Ao acompanharmos a jornada de Céu, muito bem vivida por Hannah Hoekstra, presenciaremos graças aos olhares e facetas da atriz seu sofrimento frente a sua condição que lhe traz prejuízos. Entregue a prazeres sem métodos, mas a características dos parceiros, ela mergulha em todas as propostas, seja com relação à depilação de pelos pubianos ou ao sadomasoquismo que lhe rende hematomas, onde embora sofríveis, são revelados como troféus por mais uma transa. Sexualmente adicta, sua composição é fomentada pela relação com o pai, com quem vive um complexo de Édipo berrante. Ela vive igualmente a ele. Sua ligação com o patriarca (Hans Dagelet) é estremecida quando este lhe apresenta uma nova namorada, alguém que levará para morar na mesma casa, renunciando a rotina por tantos anos vigorada.

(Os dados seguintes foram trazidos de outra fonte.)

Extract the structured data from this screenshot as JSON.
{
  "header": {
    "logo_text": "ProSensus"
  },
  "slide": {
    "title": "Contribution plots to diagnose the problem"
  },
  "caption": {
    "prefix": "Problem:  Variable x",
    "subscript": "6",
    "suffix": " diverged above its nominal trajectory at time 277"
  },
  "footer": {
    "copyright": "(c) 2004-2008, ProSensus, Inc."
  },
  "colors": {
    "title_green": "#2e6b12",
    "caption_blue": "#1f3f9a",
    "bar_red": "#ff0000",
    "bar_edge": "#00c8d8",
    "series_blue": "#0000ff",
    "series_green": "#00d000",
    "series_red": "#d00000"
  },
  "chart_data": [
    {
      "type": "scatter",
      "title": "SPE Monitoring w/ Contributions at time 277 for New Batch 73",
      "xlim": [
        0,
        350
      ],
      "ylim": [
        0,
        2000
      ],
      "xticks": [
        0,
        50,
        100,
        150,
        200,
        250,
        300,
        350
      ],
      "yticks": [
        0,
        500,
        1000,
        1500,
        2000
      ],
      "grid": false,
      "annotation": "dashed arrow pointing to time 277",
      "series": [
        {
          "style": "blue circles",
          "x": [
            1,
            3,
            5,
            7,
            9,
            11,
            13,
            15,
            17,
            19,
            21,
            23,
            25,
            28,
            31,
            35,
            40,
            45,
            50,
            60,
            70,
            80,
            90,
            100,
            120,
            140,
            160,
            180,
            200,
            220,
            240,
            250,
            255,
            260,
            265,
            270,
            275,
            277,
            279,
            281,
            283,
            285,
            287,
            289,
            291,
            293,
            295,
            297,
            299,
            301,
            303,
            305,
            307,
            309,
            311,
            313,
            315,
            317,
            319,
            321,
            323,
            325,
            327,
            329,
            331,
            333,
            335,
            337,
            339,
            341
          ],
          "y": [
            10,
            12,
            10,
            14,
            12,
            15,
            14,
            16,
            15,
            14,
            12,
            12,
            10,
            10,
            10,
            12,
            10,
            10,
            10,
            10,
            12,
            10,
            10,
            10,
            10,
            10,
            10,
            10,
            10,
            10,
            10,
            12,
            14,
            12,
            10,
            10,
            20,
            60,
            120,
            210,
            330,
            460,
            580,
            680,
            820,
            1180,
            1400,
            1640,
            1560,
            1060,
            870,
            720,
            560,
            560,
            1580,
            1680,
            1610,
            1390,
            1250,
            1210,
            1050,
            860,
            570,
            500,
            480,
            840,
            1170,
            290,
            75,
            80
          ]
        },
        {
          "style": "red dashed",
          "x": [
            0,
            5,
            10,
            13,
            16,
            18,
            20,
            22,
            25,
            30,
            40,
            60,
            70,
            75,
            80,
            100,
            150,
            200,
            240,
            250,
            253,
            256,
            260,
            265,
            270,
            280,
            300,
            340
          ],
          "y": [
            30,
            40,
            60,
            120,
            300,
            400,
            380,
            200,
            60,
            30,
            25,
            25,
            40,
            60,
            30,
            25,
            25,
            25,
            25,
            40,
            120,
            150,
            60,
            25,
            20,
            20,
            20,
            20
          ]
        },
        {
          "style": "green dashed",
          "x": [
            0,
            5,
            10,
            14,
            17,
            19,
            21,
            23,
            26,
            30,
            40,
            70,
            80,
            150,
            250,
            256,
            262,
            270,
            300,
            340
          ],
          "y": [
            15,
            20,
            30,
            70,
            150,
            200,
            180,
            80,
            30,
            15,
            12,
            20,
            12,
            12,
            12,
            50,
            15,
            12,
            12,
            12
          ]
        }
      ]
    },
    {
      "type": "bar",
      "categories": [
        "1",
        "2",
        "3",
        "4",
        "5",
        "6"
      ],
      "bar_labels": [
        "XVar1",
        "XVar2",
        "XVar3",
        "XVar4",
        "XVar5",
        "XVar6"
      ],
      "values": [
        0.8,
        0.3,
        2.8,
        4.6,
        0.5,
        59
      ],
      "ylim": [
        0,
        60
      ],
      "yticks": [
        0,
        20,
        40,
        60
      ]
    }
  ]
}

Hemel (idem, 2012) é um drama sobre sexualidade, identidade, dependência e co-dependência. Se aproxima do recente Shame (idem, 2011) pela proposta, mas é com o espanhol Diário Proibido (Diario de una Ninfómana, 2008) que ele faz coro. Dirigido pelo holandês Sacha Polak, o longa é visualmente bonito e com uma fotografia lúcida. Ele também é pontuado por boas atuações, sobretudo com Hoekstra que se expressa bem com olhares. A narrativa não segue uma lógica, igualmente sua protagonista, modelada por sensações e eventos cotidianos, desconstruída psicologicamente. E sobre a vulnerabilidade de sua estrela, o roteiro exprime a incapacidade de mudanças e readequações, propostos no diálogos, e perguntas que ficam como sugestões. Por exemplo a cena em que Céu conta sobre um garoto que cometeu suicídio recentemente, pulando de um prédio. Ninguém pareceu ouvir.